I scrub my hands over my face and lean back in the chair. “Honestly… honestly, Izzy, she’s not good. The accident messed with her head and she isn’t handling it very well.”

“What do you expect, AJ? She was driving when her sister and some random girl almost died. Not to mention her own injuries on top of all that guilt. And now, the only thing she ever dreamed of is something she won’t be able to do.”

“Who says she won’t be able to play the drums?” Izzy’s eyes narrow at me. “Yeah, she told me. She may have been drugged up on high dose pain meds when she did, but she still told me.”

“Well the lack of muscle in her thigh now might have something to say about it.”

“Izzy, you have to understand that stuff like that will only hold you back if you let it. She just happens to be letting it right now.” She nods and goes back to doing what she was doing for a few minutes while I go through a stack of paperwork a mile high.

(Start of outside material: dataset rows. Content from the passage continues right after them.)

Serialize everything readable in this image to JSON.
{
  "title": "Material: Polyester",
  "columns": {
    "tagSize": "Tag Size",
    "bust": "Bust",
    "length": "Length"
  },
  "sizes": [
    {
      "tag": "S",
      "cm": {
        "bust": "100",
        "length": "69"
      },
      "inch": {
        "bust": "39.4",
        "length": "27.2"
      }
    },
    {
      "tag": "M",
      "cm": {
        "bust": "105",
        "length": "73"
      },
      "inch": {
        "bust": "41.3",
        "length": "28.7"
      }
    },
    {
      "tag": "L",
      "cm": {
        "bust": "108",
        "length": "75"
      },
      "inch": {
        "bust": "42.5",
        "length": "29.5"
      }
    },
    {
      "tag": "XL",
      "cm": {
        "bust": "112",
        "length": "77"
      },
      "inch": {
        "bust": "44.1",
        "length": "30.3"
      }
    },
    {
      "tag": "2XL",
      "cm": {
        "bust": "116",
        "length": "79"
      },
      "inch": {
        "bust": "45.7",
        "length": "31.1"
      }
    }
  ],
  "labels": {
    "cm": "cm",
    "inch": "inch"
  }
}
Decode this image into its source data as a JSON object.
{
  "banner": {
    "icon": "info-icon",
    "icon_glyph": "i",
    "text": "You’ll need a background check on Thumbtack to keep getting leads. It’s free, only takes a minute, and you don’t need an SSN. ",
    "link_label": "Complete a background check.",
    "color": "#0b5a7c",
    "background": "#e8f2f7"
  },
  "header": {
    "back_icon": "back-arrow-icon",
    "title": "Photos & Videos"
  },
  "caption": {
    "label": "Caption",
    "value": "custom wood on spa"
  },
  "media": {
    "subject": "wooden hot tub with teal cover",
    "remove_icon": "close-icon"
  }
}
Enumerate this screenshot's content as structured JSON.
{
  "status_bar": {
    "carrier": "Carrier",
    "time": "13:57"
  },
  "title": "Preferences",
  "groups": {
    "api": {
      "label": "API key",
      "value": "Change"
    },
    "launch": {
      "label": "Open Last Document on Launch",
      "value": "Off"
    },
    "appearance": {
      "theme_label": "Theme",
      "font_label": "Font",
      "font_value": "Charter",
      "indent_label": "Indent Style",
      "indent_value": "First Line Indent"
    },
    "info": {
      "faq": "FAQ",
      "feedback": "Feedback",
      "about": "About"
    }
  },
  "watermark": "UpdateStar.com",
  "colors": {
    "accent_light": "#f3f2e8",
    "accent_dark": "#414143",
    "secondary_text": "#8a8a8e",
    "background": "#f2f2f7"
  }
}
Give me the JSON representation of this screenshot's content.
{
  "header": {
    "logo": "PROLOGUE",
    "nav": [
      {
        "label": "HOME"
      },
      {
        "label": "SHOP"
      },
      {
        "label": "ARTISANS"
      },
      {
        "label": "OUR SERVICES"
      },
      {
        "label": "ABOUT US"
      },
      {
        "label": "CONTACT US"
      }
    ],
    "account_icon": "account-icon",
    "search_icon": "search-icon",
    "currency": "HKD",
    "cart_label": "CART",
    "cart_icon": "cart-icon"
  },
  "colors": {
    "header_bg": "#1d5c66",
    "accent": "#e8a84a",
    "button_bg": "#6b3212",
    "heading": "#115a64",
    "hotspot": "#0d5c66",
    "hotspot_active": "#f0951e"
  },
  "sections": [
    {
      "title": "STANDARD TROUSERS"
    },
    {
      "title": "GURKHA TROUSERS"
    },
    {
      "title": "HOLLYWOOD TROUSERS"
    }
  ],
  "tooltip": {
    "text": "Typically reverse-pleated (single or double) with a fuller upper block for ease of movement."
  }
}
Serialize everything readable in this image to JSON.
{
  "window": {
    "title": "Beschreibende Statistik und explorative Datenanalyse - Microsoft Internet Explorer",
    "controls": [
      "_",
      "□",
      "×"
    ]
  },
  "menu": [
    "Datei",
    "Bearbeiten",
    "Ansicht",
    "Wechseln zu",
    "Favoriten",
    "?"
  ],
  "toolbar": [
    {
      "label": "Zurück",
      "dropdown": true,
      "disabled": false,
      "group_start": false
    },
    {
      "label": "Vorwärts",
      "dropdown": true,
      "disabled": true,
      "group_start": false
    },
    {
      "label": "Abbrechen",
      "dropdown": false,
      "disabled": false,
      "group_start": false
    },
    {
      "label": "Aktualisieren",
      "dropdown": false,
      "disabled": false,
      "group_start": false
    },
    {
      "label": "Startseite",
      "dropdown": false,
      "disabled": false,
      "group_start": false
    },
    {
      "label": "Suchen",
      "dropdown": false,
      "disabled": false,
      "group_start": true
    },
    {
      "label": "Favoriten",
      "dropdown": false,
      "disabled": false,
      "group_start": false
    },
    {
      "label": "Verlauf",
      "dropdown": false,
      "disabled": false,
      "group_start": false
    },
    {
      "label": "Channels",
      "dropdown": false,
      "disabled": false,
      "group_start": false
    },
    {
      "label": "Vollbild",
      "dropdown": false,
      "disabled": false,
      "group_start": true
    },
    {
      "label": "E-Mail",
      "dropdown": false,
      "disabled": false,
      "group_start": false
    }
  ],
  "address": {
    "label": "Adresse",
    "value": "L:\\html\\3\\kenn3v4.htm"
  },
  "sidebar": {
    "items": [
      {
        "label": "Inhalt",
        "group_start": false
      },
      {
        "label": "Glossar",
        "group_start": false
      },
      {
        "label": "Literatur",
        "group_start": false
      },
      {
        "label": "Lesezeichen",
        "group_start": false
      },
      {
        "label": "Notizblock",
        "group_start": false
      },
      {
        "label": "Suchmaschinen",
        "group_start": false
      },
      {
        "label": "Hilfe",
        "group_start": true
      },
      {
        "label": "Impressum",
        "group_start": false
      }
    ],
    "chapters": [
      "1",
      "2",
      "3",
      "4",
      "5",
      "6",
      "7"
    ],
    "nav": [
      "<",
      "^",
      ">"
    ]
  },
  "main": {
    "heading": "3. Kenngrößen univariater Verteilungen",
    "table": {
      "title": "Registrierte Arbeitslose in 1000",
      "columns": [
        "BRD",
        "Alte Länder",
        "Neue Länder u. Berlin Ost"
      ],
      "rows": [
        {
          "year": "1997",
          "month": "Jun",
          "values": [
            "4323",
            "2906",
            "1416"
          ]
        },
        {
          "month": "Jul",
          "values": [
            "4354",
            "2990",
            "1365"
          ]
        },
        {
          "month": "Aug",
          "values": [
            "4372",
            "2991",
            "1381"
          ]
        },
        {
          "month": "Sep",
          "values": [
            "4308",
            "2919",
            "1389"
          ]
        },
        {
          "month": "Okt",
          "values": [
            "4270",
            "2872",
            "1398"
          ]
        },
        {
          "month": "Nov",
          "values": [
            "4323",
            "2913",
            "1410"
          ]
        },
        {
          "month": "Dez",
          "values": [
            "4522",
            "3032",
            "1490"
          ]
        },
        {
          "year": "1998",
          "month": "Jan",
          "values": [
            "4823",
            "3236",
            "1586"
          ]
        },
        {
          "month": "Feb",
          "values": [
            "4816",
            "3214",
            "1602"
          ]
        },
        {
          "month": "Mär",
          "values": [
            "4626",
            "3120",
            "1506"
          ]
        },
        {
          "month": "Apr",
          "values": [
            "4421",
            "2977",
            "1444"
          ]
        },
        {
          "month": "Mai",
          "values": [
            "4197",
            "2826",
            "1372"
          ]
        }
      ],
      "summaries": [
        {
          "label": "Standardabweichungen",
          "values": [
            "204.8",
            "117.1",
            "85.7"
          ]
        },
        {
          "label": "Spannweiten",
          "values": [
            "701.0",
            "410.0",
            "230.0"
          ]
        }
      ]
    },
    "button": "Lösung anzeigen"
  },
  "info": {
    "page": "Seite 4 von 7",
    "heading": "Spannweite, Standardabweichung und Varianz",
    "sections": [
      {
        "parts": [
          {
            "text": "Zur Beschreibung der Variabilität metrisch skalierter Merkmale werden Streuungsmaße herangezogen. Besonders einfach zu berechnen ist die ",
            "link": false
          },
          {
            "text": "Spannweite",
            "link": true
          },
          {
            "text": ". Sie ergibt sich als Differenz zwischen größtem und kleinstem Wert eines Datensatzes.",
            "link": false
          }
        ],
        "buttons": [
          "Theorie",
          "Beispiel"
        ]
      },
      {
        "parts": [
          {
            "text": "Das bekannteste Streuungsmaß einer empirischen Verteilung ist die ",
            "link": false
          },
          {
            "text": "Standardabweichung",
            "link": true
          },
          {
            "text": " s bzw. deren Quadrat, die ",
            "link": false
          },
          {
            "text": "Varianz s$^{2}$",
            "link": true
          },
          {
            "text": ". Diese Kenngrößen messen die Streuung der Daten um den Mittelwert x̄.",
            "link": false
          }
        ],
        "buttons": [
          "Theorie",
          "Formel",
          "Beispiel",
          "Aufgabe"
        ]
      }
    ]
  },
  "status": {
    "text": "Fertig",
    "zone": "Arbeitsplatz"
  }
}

“All we’ve ever talked about was working here. All she wanted to do was play and I wanted to do this.” She taps her hand against the counter. “You know what, though, AJ? I’d give up everything here to have Willow’s head back where it needs to be.”

I grab her hand and pull her closer to me, tucking my arm around her back and pointing at the band to get her attention back on them. “Well, as of tonight she has a kit in her room at her disposal. It’s up to her what she does with it.”

PAYTON

I don’t know what I was thinking when I got in the car but I needed some time alone, just a little while. It’s hard to process everything when you have a hurt five year old crammed up your ass, wondering when she can see her daddy. How do I tell her that she can’t? That alongside with Willow tearing up every time she goes into her bedroom is killing me. She wants to play the drums AJ dropped off the other day so badly that even I can feel it, but she won’t let herself touch them. So I dropped the girls off with my parents and took off with no clue where to go. My father kissed my cheek and told me to take my time. My mother, well, she still hasn’t forgiven herself for telling me to not get divorced before the accident, so she didn’t even come out to see me.

That brings me here. Standing on AJ’s porch without a damn clue as to why I came here. I’ve been here for a good five minutes or more. It could definitely be more since I seem to get lost in my thoughts lately, losing track of time completely. I also know I probably shouldn’t be here with my head the way it is since I still have no idea what the feelings I’ve been having for AJ mean. I know that this is probably the worst thing to do, but I couldn’t think of anyone who could pull me from this funk like AJ and for the first time since the accident, I haven’t seen him in days.

I finally reach up, rapping my knuckles against the door a few times. My eyes drop nervously to my feet, suddenly finding the polish on my toes interesting. The door opens and AJ’s feet come into my view but I still can’t look up.

He drops his hand into my line of sight and waves until I’m finally able to drag my eyes away from my feet but I get caught somewhere in the middle. With his arms braced against the top of the door frame he leans his head against his bicep and grins at me. I try to force my eyes to stay on his but I can’t. He’s shirtless and the way he’s standing causes every muscle in his body to be accentuated. The cut of his abs catch my attention and I trace them with my eyes, wanting nothing more than to touch them, and follow the deeply cut V that disappears behind the waistband of his jeans.